Приверженцы старины переносили на новый образ все до мельчайших подробностей — и потемнения олифы и пожухлости колорита, отчего их образы обретали вид мрачный, аскетичный, с темными, суровыми ликами. Такие иконы казались им верхом святости в отличии от чувственной и легкомысленной новой живописи. В этом проявился характер их отношения к духовному наследию. По мнению приверженцев старины — святость измерялась древностью. Так же они благоговели перед буквой Писания и литургической традиции, считая, что ничего невозможно изменить в священных книгах и богослужебных текстах. Даже грамматические ошибки, неизбежно вкравшиеся при переписывании, освящены и допущены Божьим Промыслом (например, написание имени Спасителя с одной «I» — Исус). Не шутки ради заявлял неистовый Аввакум: «Умру за единый аз!». Он и тысячи его последователей твердо стояли в своих убеждениях, несмотря на жесткие преследования.
И надо сказать, что в этом был не только фанатизм, но и естественный протест против методов, которыми проводилась в России церковная реформа. «Мой Христос, — писал Аввакум из ссылки, — не приказывал нашим апостолом так учить, чтобы огнем, да кнутом, да виселицею в веру приводить» [35]
. В этом было предчувствие будущего страшного синодального пленения Церкви. Восьмилетняя осада Соловецкого монастыря правительственными войсками и жестокое подавление непокорных монахов обители, где когда-то игуменствовал Филипп Колычев [36] — удивительная и страшная страница русской истории. Так закончился спор между Церковью и Государством, начатый еще Иосифом Волоцким и продолженный Никоном и Аввакумом. Последнюю точку в этом споре поставил Петр I, отменив патриаршество и назначив Церкви для управления светского чиновника — оберпрокурора. Стадиально это совпадает с упадком иконописания. И это не случайное совпадение, потому, что во все времена государственная власть была чревата иконоборчеством (подтверждение этому можно найти и в византийской истории, и в истории советского государства).«А все Никон, умыслил будто живые писать, устрояет все по фряжскому, сиречь, по-немецкому...» — был убежден Аввакум. Но, как ни странно, патриарх Никон был солидарен со своим идейным противником в отношении к фряжским иконам и в целом к иностранным обычаям. Не случайно, Аввакум и Никон начинали вместе, в московском кружке ревнителей благочестия, где они обсуждали пути духовного оздоровления Церкви. И консерваторы, и реформаторы сходились в одном — состояние российского православия на тот момент было неудовлетворительным, но расходились они в выборе пути выхода из кризиса. Государственная машина оказалась сильнее и тех, и других — по иронии судьбы на одном соборе были осуждены и сторонники Аввакума за раскольническую деятельность, и Никон, дерзнувший ослушаться государя.
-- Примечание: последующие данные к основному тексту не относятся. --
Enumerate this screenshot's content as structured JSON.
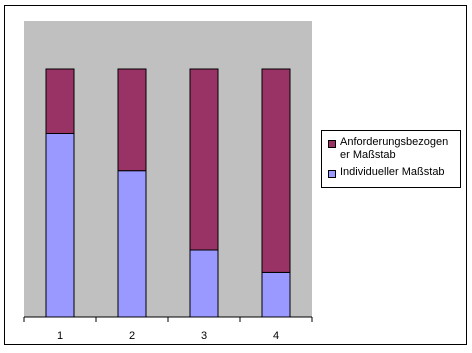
{
  "chart_data": {
    "type": "bar",
    "stacked": true,
    "categories": [
      "1",
      "2",
      "3",
      "4"
    ],
    "ylim": [
      0,
      100
    ],
    "grid": false,
    "legend_position": "right",
    "plot_background": "#c0c0c0",
    "series": [
      {
        "name": "Individueller Maßstab",
        "color": "#9999ff",
        "values": [
          74,
          59,
          27,
          18
        ]
      },
      {
        "name": "Anforderungsbezogener Maßstab",
        "color": "#993366",
        "values": [
          26,
          41,
          73,
          82
        ]
      }
    ],
    "legend_labels": [
      "Anforderungsbezogen er Maßstab",
      "Individueller Maßstab"
    ]
  }
}
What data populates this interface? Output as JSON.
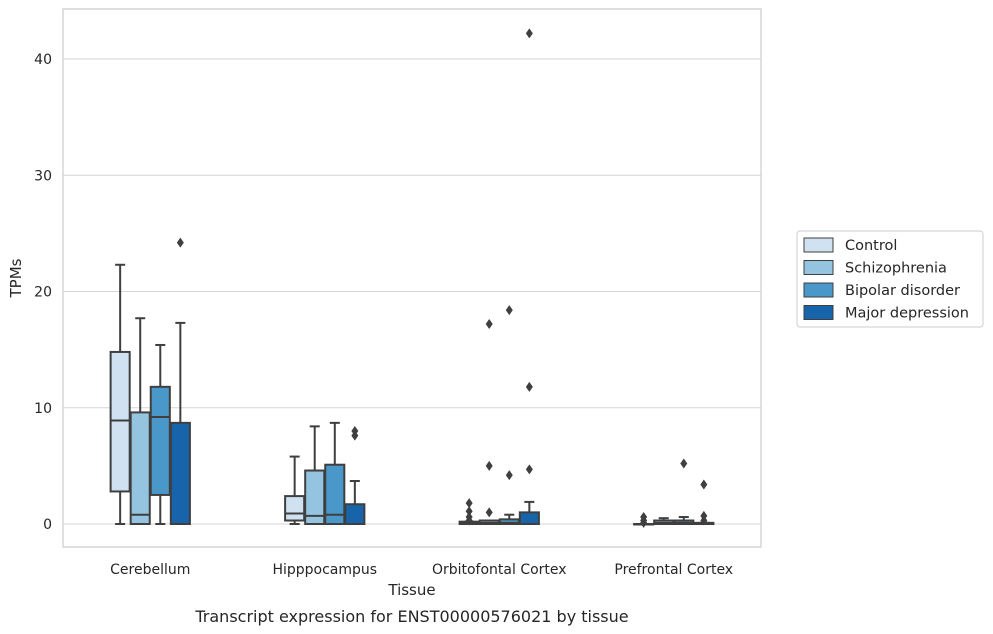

Но будучи еще в силе, Никон однажды удивил москвичей тем, что в Неделю Торжества Православия 1655 г. совершил рейд по московским храмам и всюду, где встречал иконы фряжского письма, срывал со стен и бросал об пол, как нечестивые и еретические.
Своеобразным символом эпохи стал Новоиерусалимский Воскресенский монастырь — любимое детище патриарха Никона. Он задумывался им как точная копия храма Гроба Господня в Иерусалиме (опять налицо любовь к копированию!). Для этого Арсений Суханов привез из Святой Земли деревянную модель храма с точными его размерами. Увлекшись созданием собственного Иерусалима [37]
, Никон изменяет местную топонимику в соответствии с названиями Святой Земли — река Истра переименовывается в Иордан, появляется своя Гефсимания и т. д. Образ никоновского Нового Иерусалима далек от традиционного русского монастыря — причудливая архитектура, необычные интерьеры свидетельствуют, что без иностранного влияния здесь не обошлось. Да и сам Никон не раз позировал иностранным мастерам, о чем говорят дошедшие до нас гравюры и «парсуны» с его портретами. И тем не менее Никон считал себя истинным патриотом, не любившим, как и Аввакум «немецких обычаев».